Leading off from the differences in races, a key part of that distinction is due to the types of tracks they compete on. Even though both series have a good bit of street circuits and road courses, IndyCar is the only with an oval setup. In fact, the oval is home to IndyCar's most famous race: The Indy 500.
Interestingly enough, Formula One once raced at the same historic Indianapolis 500. This was back before 2007 until, inevitably, F1's higher-ups decided that Indy wasn't the perfect venue for a result. Since then, no F1 track has had much of an 'oval' setup at all.
The oval, although, does provide some great racing. The best of which being the coveted Indy 500: High stakes, 200+ miles-per-hour driving, and close racing are just some of the spectacles associated with a good oval race.
4 Pit Stops
Another aspect where IndyCar and Formula One are different is in their pit stops. Each series has unique strategies and rules along with their pitting procedures that influence their speed, effectiveness, and overall race strategy.
Once again, refueling becomes another important part. F1 doesn't refuel, so their stops are much faster than IndyCar. Also, Formula One can have several teammates working on the car at once, while IndyCar is limited to just six. To add to this, IndyCars have built-in jacks to lift up the vehicle during stops. However, F1 doesn't, so crew members is designated to lift the front/rear of the race car.
There's a famous saying involving motor sports: if you want to become a millionaire in racing, start as a billionaire.
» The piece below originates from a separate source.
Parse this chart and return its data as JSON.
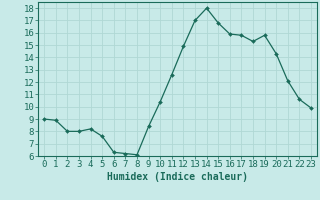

Clearly, this is a reference to the extreme cost associated with everything in racing, whether it be driving, managing a team, or following the sport.
Even though each form of racing can be very costly, each has a stark dissimilarity when comparing overall cost spent by teams. F1 stands at the top of the list, with some teams like Mercedes and Ferrari spending over $400 million during a single season. In contrast, IndyCar spends hundreds of thousands to millions, although not as much as F1 in the grand scheme.
2 The Cars
What truly separates sports like IndyCar and Formula One isn't just how difficult those industries are to join, but how awe-inspiring the race cars are. The thing that really gets people watching is a good looking show and even better looking cars.
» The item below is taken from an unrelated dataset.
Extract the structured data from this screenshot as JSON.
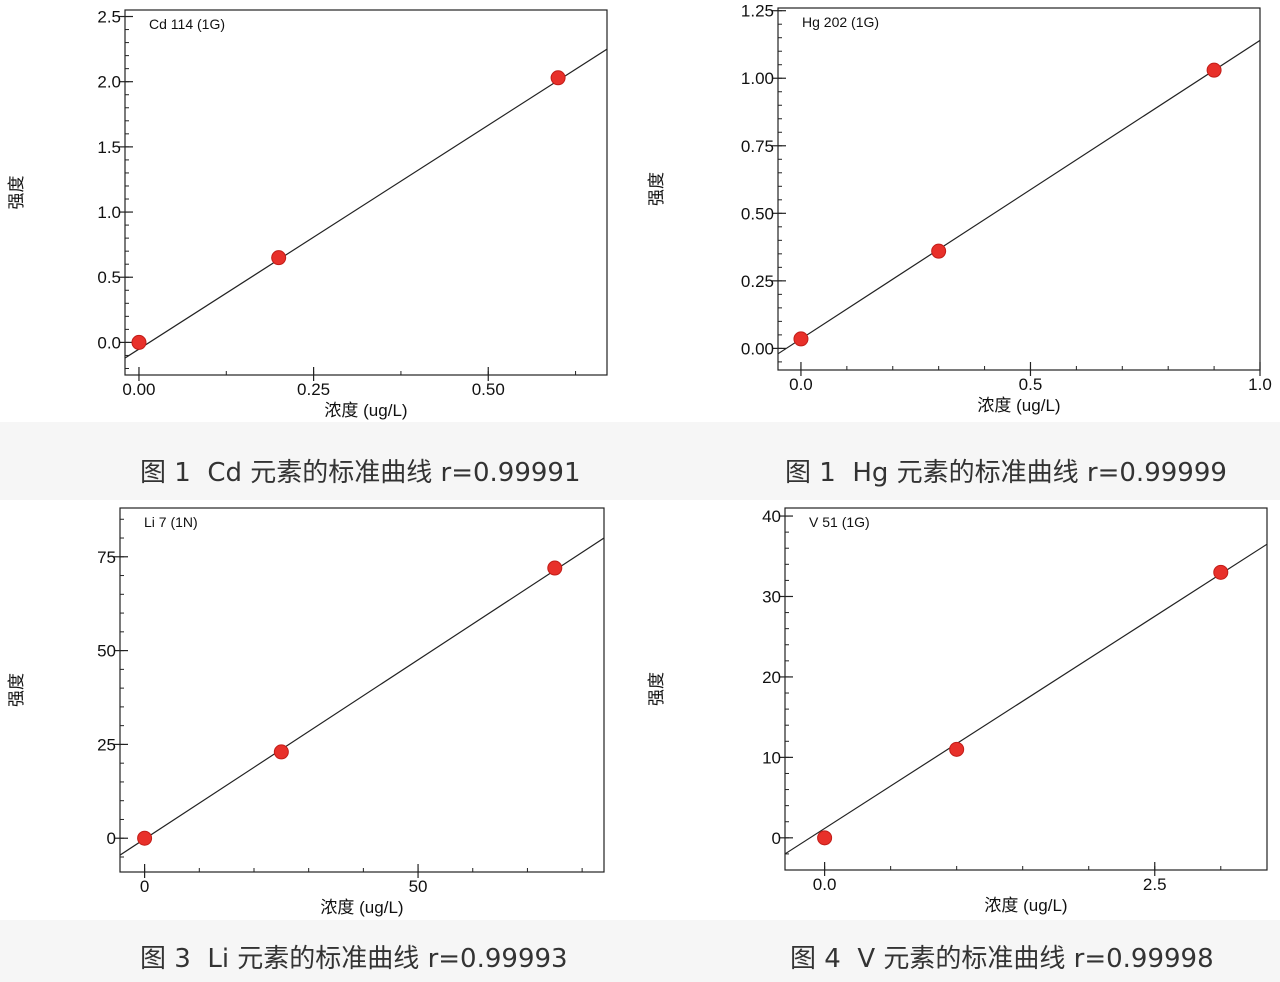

Not only are the cars outstanding in regards to their exterior, but they also perform at the top of their level. Their high-tech aero systems, intense R&D (Research and Development), mind-blowing speed all come together to make what we see today. Nonetheless, an F1 car is very different than the standard IndyCar in all of these aspects.
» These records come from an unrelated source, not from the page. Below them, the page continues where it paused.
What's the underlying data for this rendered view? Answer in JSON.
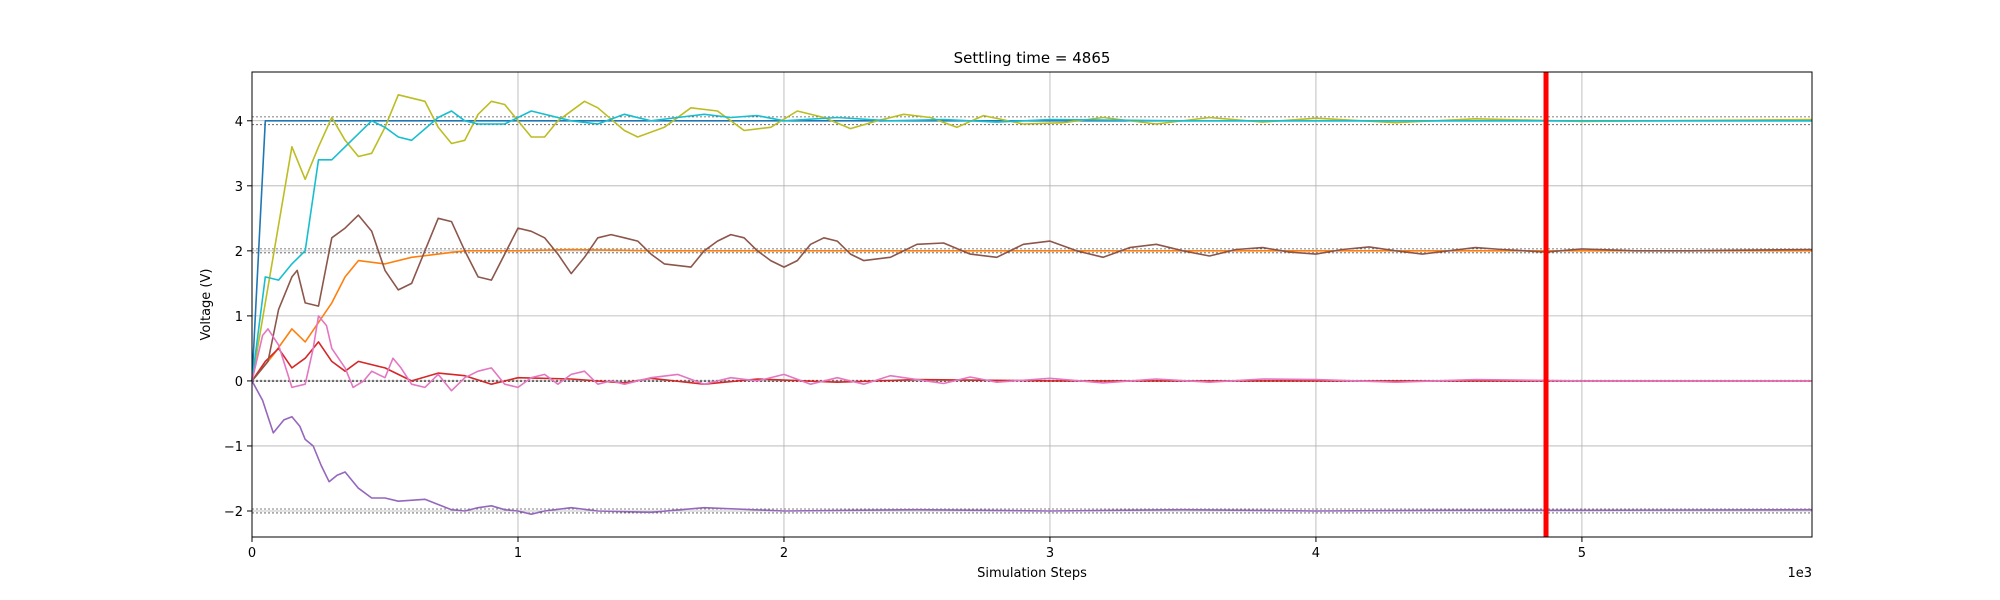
{
  "chart_data": {
    "type": "line",
    "title": "Settling time = 4865",
    "xlabel": "Simulation Steps",
    "ylabel": "Voltage (V)",
    "x_multiplier_label": "1e3",
    "xlim": [
      0,
      5865
    ],
    "ylim": [
      -2.4,
      4.75
    ],
    "xticks": [
      0,
      1000,
      2000,
      3000,
      4000,
      5000
    ],
    "xtick_labels": [
      "0",
      "1",
      "2",
      "3",
      "4",
      "5"
    ],
    "yticks": [
      -2,
      -1,
      0,
      1,
      2,
      3,
      4
    ],
    "ytick_labels": [
      "−2",
      "−1",
      "0",
      "1",
      "2",
      "3",
      "4"
    ],
    "grid": true,
    "settling_time": 4865,
    "settling_line_color": "#ff0000",
    "tolerance_bands": [
      {
        "target": 4,
        "low": 3.94,
        "high": 4.06
      },
      {
        "target": 2,
        "low": 1.97,
        "high": 2.03
      },
      {
        "target": 0,
        "low": -0.01,
        "high": 0.01
      },
      {
        "target": -2,
        "low": -2.03,
        "high": -1.97
      }
    ],
    "series": [
      {
        "color": "#1f77b4",
        "points": [
          [
            0,
            0
          ],
          [
            50,
            4
          ],
          [
            5865,
            4
          ]
        ]
      },
      {
        "color": "#ff7f0e",
        "points": [
          [
            0,
            0
          ],
          [
            80,
            0.4
          ],
          [
            150,
            0.8
          ],
          [
            200,
            0.6
          ],
          [
            250,
            0.9
          ],
          [
            300,
            1.2
          ],
          [
            350,
            1.6
          ],
          [
            400,
            1.85
          ],
          [
            500,
            1.8
          ],
          [
            600,
            1.9
          ],
          [
            700,
            1.95
          ],
          [
            800,
            2.0
          ],
          [
            1000,
            2.0
          ],
          [
            1200,
            2.02
          ],
          [
            1500,
            2.0
          ],
          [
            2000,
            2.0
          ],
          [
            3000,
            2.0
          ],
          [
            5865,
            2.0
          ]
        ]
      },
      {
        "color": "#d62728",
        "points": [
          [
            0,
            0
          ],
          [
            50,
            0.3
          ],
          [
            100,
            0.5
          ],
          [
            150,
            0.2
          ],
          [
            200,
            0.35
          ],
          [
            250,
            0.6
          ],
          [
            300,
            0.3
          ],
          [
            350,
            0.15
          ],
          [
            400,
            0.3
          ],
          [
            500,
            0.2
          ],
          [
            600,
            0.0
          ],
          [
            700,
            0.12
          ],
          [
            800,
            0.08
          ],
          [
            900,
            -0.05
          ],
          [
            1000,
            0.05
          ],
          [
            1200,
            0.03
          ],
          [
            1400,
            -0.03
          ],
          [
            1500,
            0.04
          ],
          [
            1700,
            -0.05
          ],
          [
            1900,
            0.03
          ],
          [
            2200,
            -0.02
          ],
          [
            2500,
            0.02
          ],
          [
            3000,
            0
          ],
          [
            5865,
            0
          ]
        ]
      },
      {
        "color": "#bcbd22",
        "points": [
          [
            0,
            0
          ],
          [
            150,
            3.6
          ],
          [
            200,
            3.1
          ],
          [
            250,
            3.6
          ],
          [
            300,
            4.05
          ],
          [
            350,
            3.7
          ],
          [
            400,
            3.45
          ],
          [
            450,
            3.5
          ],
          [
            500,
            3.9
          ],
          [
            550,
            4.4
          ],
          [
            650,
            4.3
          ],
          [
            700,
            3.9
          ],
          [
            750,
            3.65
          ],
          [
            800,
            3.7
          ],
          [
            850,
            4.1
          ],
          [
            900,
            4.3
          ],
          [
            950,
            4.25
          ],
          [
            1000,
            4.0
          ],
          [
            1050,
            3.75
          ],
          [
            1100,
            3.75
          ],
          [
            1150,
            4.0
          ],
          [
            1250,
            4.3
          ],
          [
            1300,
            4.2
          ],
          [
            1400,
            3.85
          ],
          [
            1450,
            3.75
          ],
          [
            1550,
            3.9
          ],
          [
            1650,
            4.2
          ],
          [
            1750,
            4.15
          ],
          [
            1850,
            3.85
          ],
          [
            1950,
            3.9
          ],
          [
            2050,
            4.15
          ],
          [
            2150,
            4.05
          ],
          [
            2250,
            3.88
          ],
          [
            2350,
            4.0
          ],
          [
            2450,
            4.1
          ],
          [
            2550,
            4.05
          ],
          [
            2650,
            3.9
          ],
          [
            2750,
            4.08
          ],
          [
            2900,
            3.95
          ],
          [
            3050,
            3.97
          ],
          [
            3200,
            4.05
          ],
          [
            3400,
            3.95
          ],
          [
            3600,
            4.05
          ],
          [
            3800,
            3.98
          ],
          [
            4000,
            4.04
          ],
          [
            4300,
            3.97
          ],
          [
            4600,
            4.03
          ],
          [
            5000,
            3.99
          ],
          [
            5865,
            4.02
          ]
        ]
      },
      {
        "color": "#17becf",
        "points": [
          [
            0,
            0
          ],
          [
            50,
            1.6
          ],
          [
            100,
            1.55
          ],
          [
            150,
            1.8
          ],
          [
            200,
            2.0
          ],
          [
            250,
            3.4
          ],
          [
            300,
            3.4
          ],
          [
            350,
            3.6
          ],
          [
            400,
            3.8
          ],
          [
            450,
            4.0
          ],
          [
            500,
            3.9
          ],
          [
            550,
            3.75
          ],
          [
            600,
            3.7
          ],
          [
            700,
            4.05
          ],
          [
            750,
            4.15
          ],
          [
            800,
            4.0
          ],
          [
            850,
            3.95
          ],
          [
            950,
            3.95
          ],
          [
            1050,
            4.15
          ],
          [
            1200,
            4.0
          ],
          [
            1300,
            3.95
          ],
          [
            1400,
            4.1
          ],
          [
            1500,
            4.0
          ],
          [
            1600,
            4.05
          ],
          [
            1700,
            4.1
          ],
          [
            1800,
            4.05
          ],
          [
            1900,
            4.08
          ],
          [
            2000,
            4.0
          ],
          [
            2200,
            4.05
          ],
          [
            2400,
            4.0
          ],
          [
            2600,
            4.02
          ],
          [
            2800,
            3.98
          ],
          [
            3000,
            4.02
          ],
          [
            3500,
            4.0
          ],
          [
            5865,
            4.0
          ]
        ]
      },
      {
        "color": "#8c564b",
        "points": [
          [
            0,
            0
          ],
          [
            60,
            0.3
          ],
          [
            100,
            1.1
          ],
          [
            150,
            1.6
          ],
          [
            170,
            1.7
          ],
          [
            200,
            1.2
          ],
          [
            250,
            1.15
          ],
          [
            300,
            2.2
          ],
          [
            350,
            2.35
          ],
          [
            400,
            2.55
          ],
          [
            450,
            2.3
          ],
          [
            500,
            1.7
          ],
          [
            550,
            1.4
          ],
          [
            600,
            1.5
          ],
          [
            650,
            2.0
          ],
          [
            700,
            2.5
          ],
          [
            750,
            2.45
          ],
          [
            800,
            2.0
          ],
          [
            850,
            1.6
          ],
          [
            900,
            1.55
          ],
          [
            950,
            1.95
          ],
          [
            1000,
            2.35
          ],
          [
            1050,
            2.3
          ],
          [
            1100,
            2.2
          ],
          [
            1150,
            1.95
          ],
          [
            1200,
            1.65
          ],
          [
            1250,
            1.9
          ],
          [
            1300,
            2.2
          ],
          [
            1350,
            2.25
          ],
          [
            1400,
            2.2
          ],
          [
            1450,
            2.15
          ],
          [
            1500,
            1.95
          ],
          [
            1550,
            1.8
          ],
          [
            1650,
            1.75
          ],
          [
            1700,
            2.0
          ],
          [
            1750,
            2.15
          ],
          [
            1800,
            2.25
          ],
          [
            1850,
            2.2
          ],
          [
            1900,
            2.0
          ],
          [
            1950,
            1.85
          ],
          [
            2000,
            1.75
          ],
          [
            2050,
            1.85
          ],
          [
            2100,
            2.1
          ],
          [
            2150,
            2.2
          ],
          [
            2200,
            2.15
          ],
          [
            2250,
            1.95
          ],
          [
            2300,
            1.85
          ],
          [
            2400,
            1.9
          ],
          [
            2500,
            2.1
          ],
          [
            2600,
            2.12
          ],
          [
            2700,
            1.95
          ],
          [
            2800,
            1.9
          ],
          [
            2900,
            2.1
          ],
          [
            3000,
            2.15
          ],
          [
            3100,
            2.0
          ],
          [
            3200,
            1.9
          ],
          [
            3300,
            2.05
          ],
          [
            3400,
            2.1
          ],
          [
            3500,
            2.0
          ],
          [
            3600,
            1.92
          ],
          [
            3700,
            2.02
          ],
          [
            3800,
            2.05
          ],
          [
            3900,
            1.98
          ],
          [
            4000,
            1.95
          ],
          [
            4100,
            2.02
          ],
          [
            4200,
            2.06
          ],
          [
            4300,
            2.0
          ],
          [
            4400,
            1.95
          ],
          [
            4500,
            2.0
          ],
          [
            4600,
            2.05
          ],
          [
            4700,
            2.02
          ],
          [
            4865,
            1.98
          ],
          [
            5000,
            2.03
          ],
          [
            5200,
            2.0
          ],
          [
            5400,
            2.0
          ],
          [
            5600,
            2.01
          ],
          [
            5865,
            2.02
          ]
        ]
      },
      {
        "color": "#e377c2",
        "points": [
          [
            0,
            0
          ],
          [
            40,
            0.7
          ],
          [
            60,
            0.8
          ],
          [
            100,
            0.55
          ],
          [
            150,
            -0.1
          ],
          [
            200,
            -0.05
          ],
          [
            230,
            0.5
          ],
          [
            250,
            1.0
          ],
          [
            280,
            0.85
          ],
          [
            300,
            0.5
          ],
          [
            350,
            0.2
          ],
          [
            380,
            -0.1
          ],
          [
            420,
            0.0
          ],
          [
            450,
            0.15
          ],
          [
            500,
            0.05
          ],
          [
            530,
            0.35
          ],
          [
            560,
            0.2
          ],
          [
            600,
            -0.05
          ],
          [
            650,
            -0.1
          ],
          [
            700,
            0.1
          ],
          [
            750,
            -0.15
          ],
          [
            800,
            0.05
          ],
          [
            850,
            0.15
          ],
          [
            900,
            0.2
          ],
          [
            950,
            -0.05
          ],
          [
            1000,
            -0.1
          ],
          [
            1050,
            0.05
          ],
          [
            1100,
            0.1
          ],
          [
            1150,
            -0.05
          ],
          [
            1200,
            0.1
          ],
          [
            1250,
            0.15
          ],
          [
            1300,
            -0.05
          ],
          [
            1350,
            0.0
          ],
          [
            1400,
            -0.05
          ],
          [
            1500,
            0.05
          ],
          [
            1600,
            0.1
          ],
          [
            1700,
            -0.05
          ],
          [
            1800,
            0.05
          ],
          [
            1900,
            0.0
          ],
          [
            2000,
            0.1
          ],
          [
            2100,
            -0.05
          ],
          [
            2200,
            0.05
          ],
          [
            2300,
            -0.05
          ],
          [
            2400,
            0.08
          ],
          [
            2500,
            0.02
          ],
          [
            2600,
            -0.04
          ],
          [
            2700,
            0.06
          ],
          [
            2800,
            -0.02
          ],
          [
            3000,
            0.04
          ],
          [
            3200,
            -0.03
          ],
          [
            3400,
            0.03
          ],
          [
            3600,
            -0.02
          ],
          [
            3800,
            0.03
          ],
          [
            4000,
            0.02
          ],
          [
            4300,
            -0.02
          ],
          [
            4600,
            0.02
          ],
          [
            5000,
            0.0
          ],
          [
            5865,
            0.0
          ]
        ]
      },
      {
        "color": "#9467bd",
        "points": [
          [
            0,
            0
          ],
          [
            40,
            -0.3
          ],
          [
            80,
            -0.8
          ],
          [
            120,
            -0.6
          ],
          [
            150,
            -0.55
          ],
          [
            180,
            -0.7
          ],
          [
            200,
            -0.9
          ],
          [
            230,
            -1.0
          ],
          [
            260,
            -1.3
          ],
          [
            290,
            -1.55
          ],
          [
            320,
            -1.45
          ],
          [
            350,
            -1.4
          ],
          [
            400,
            -1.65
          ],
          [
            450,
            -1.8
          ],
          [
            500,
            -1.8
          ],
          [
            550,
            -1.85
          ],
          [
            650,
            -1.82
          ],
          [
            700,
            -1.9
          ],
          [
            750,
            -1.98
          ],
          [
            800,
            -2.0
          ],
          [
            850,
            -1.95
          ],
          [
            900,
            -1.92
          ],
          [
            950,
            -1.98
          ],
          [
            1000,
            -2.0
          ],
          [
            1050,
            -2.05
          ],
          [
            1100,
            -2.0
          ],
          [
            1200,
            -1.95
          ],
          [
            1300,
            -2.0
          ],
          [
            1500,
            -2.02
          ],
          [
            1700,
            -1.95
          ],
          [
            2000,
            -2.0
          ],
          [
            2500,
            -1.98
          ],
          [
            3000,
            -2.0
          ],
          [
            3500,
            -1.98
          ],
          [
            4000,
            -2.0
          ],
          [
            4500,
            -1.99
          ],
          [
            5000,
            -1.99
          ],
          [
            5865,
            -1.98
          ]
        ]
      }
    ]
  }
}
The best part, though, is that, each an every year, engineering gets better and the cars get quicker; regardless of which one you follow.
More often than not, Formula One has been called the "pinnacle of motorsports." For all intensive purposes, they're not wrong since Formula One is both the most costly motorsport, most engineered, and with the most on-paper achievements. Compared to IndyCar, F1 can dust them any day.
An F1 car can take some serious punishment. Usually, they rev to over 11,000 R.P.M.s while topping over 374 K.P.H. Not to mention they can take a corner like Spa's Eau Rouge flat-out. This doesn't mean that an IndyCar is useless, though, as an IndyCar can still put out some serious performance figures. Especially in regards to top speed on oval tracks like Indianapolis.